Yesterday, I reported on the cost of a terabyte of data volume as that number gives a good idea of how much money is involved in transferring data, at least from a central place. It's quite low. Now here's another interesting number (sorry, the link to a German resource) that can help in the debate around file sharing and how much active file sharers use the network compare to average consumption.
In the post linked above, Kabel Deutschland (a German cable network operator) says that they only use throttling when file sharing and one-click hosting traffic of a user exceeds 60 gigabyes pe day. Wow, that's more than what I use without file sharing but with lots of online video rental and streaming in a whole month. 60 gigabytes times 30 days, that's 1.8 terabytes a month.
On the other hand, their terms and conditions state that they reserve themselves the right to throttle file sharing and one-click hosting traffic after 10 gigabytes a day. Hm, sometimes I would come close when I download a couple of weeks of recordings from my online video recording service.
According to the post only 0.1% of their customers create such kind of traffic. And here are further interesting numbers from that post:
- 15 per cent of the users create 80% of the traffic in the network in the downlink direction. Unfortunately, they don't say how much traffic those 0.1% of users with 60 gigabytes or more generate. That would be a much more interesting number because I am not impressed by the first number as there will always be a large customer base that only use Internet connectivity only little and still pay the full price of the line.
- In the uplink direction 5 per cent of the users generate 80% of the traffic. Again, the overall amount of traffic of those 0.1% of heavy file sharing users would be an even interesting number.
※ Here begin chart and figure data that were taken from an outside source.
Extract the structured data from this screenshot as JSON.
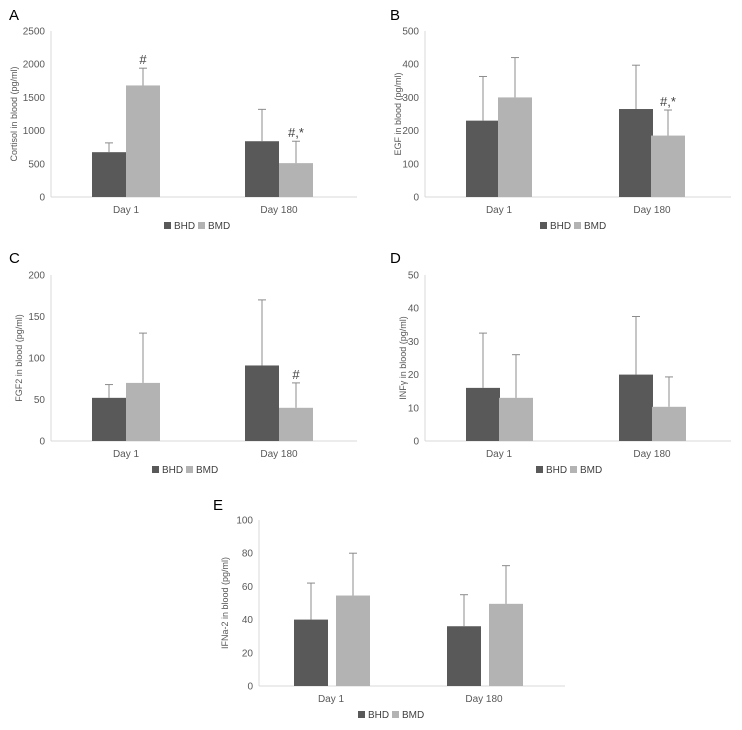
{
  "colors": {
    "BHD": "#595959",
    "BMD": "#b3b3b3",
    "axis": "#d9d9d9",
    "error": "#8c8c8c",
    "text": "#595959"
  },
  "chart_data": [
    {
      "panel": "A",
      "type": "bar",
      "categories": [
        "Day 1",
        "Day 180"
      ],
      "ylabel": "Cortisol in blood (pg/ml)",
      "ylim": [
        0,
        2500
      ],
      "yticks": [
        0,
        500,
        1000,
        1500,
        2000,
        2500
      ],
      "series": [
        {
          "name": "BHD",
          "values": [
            675,
            840
          ],
          "errors": [
            140,
            480
          ]
        },
        {
          "name": "BMD",
          "values": [
            1680,
            510
          ],
          "errors": [
            260,
            330
          ]
        }
      ],
      "annotations": [
        {
          "series": 1,
          "category": 0,
          "text": "#"
        },
        {
          "series": 1,
          "category": 1,
          "text": "#,*"
        }
      ],
      "legend": [
        "BHD",
        "BMD"
      ]
    },
    {
      "panel": "B",
      "type": "bar",
      "categories": [
        "Day 1",
        "Day 180"
      ],
      "ylabel": "EGF in blood (pg/ml)",
      "ylim": [
        0,
        500
      ],
      "yticks": [
        0,
        100,
        200,
        300,
        400,
        500
      ],
      "series": [
        {
          "name": "BHD",
          "values": [
            230,
            265
          ],
          "errors": [
            133,
            132
          ]
        },
        {
          "name": "BMD",
          "values": [
            300,
            185
          ],
          "errors": [
            120,
            77
          ]
        }
      ],
      "annotations": [
        {
          "series": 1,
          "category": 1,
          "text": "#,*"
        }
      ],
      "legend": [
        "BHD",
        "BMD"
      ]
    },
    {
      "panel": "C",
      "type": "bar",
      "categories": [
        "Day 1",
        "Day 180"
      ],
      "ylabel": "FGF2 in blood (pg/ml)",
      "ylim": [
        0,
        200
      ],
      "yticks": [
        0,
        50,
        100,
        150,
        200
      ],
      "series": [
        {
          "name": "BHD",
          "values": [
            52,
            91
          ],
          "errors": [
            16,
            79
          ]
        },
        {
          "name": "BMD",
          "values": [
            70,
            40
          ],
          "errors": [
            60,
            30
          ]
        }
      ],
      "annotations": [
        {
          "series": 1,
          "category": 1,
          "text": "#"
        }
      ],
      "legend": [
        "BHD",
        "BMD"
      ]
    },
    {
      "panel": "D",
      "type": "bar",
      "categories": [
        "Day 1",
        "Day 180"
      ],
      "ylabel": "INFγ in blood (pg/ml)",
      "ylim": [
        0,
        50
      ],
      "yticks": [
        0,
        10,
        20,
        30,
        40,
        50
      ],
      "series": [
        {
          "name": "BHD",
          "values": [
            16,
            20
          ],
          "errors": [
            16.5,
            17.5
          ]
        },
        {
          "name": "BMD",
          "values": [
            13,
            10.3
          ],
          "errors": [
            13,
            9
          ]
        }
      ],
      "annotations": [],
      "legend": [
        "BHD",
        "BMD"
      ]
    },
    {
      "panel": "E",
      "type": "bar",
      "categories": [
        "Day 1",
        "Day 180"
      ],
      "ylabel": "IFNa-2 in blood (pg/ml)",
      "ylim": [
        0,
        100
      ],
      "yticks": [
        0,
        20,
        40,
        60,
        80,
        100
      ],
      "series": [
        {
          "name": "BHD",
          "values": [
            40,
            36
          ],
          "errors": [
            22,
            19
          ]
        },
        {
          "name": "BMD",
          "values": [
            54.5,
            49.5
          ],
          "errors": [
            25.5,
            23
          ]
        }
      ],
      "annotations": [],
      "legend": [
        "BHD",
        "BMD"
      ]
    }
  ]
}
One can think about those numbers in different ways but traffic shaping vs. net neutrality remains a hot topic. Personally I think I am somewhere in the middle of this debate, being well aware that this middle ground is a very slippery place to be. It get's a little bit less slippery if network operators are up front on the topic and state their T&C's around throttling quite clearly and don't hide them in the fine print. Then it's up for customers to decide when they have all the facts to perhaps choose lower prices when some sort of throttling is applied when they hit some limits vs. something more expensive when this is not done.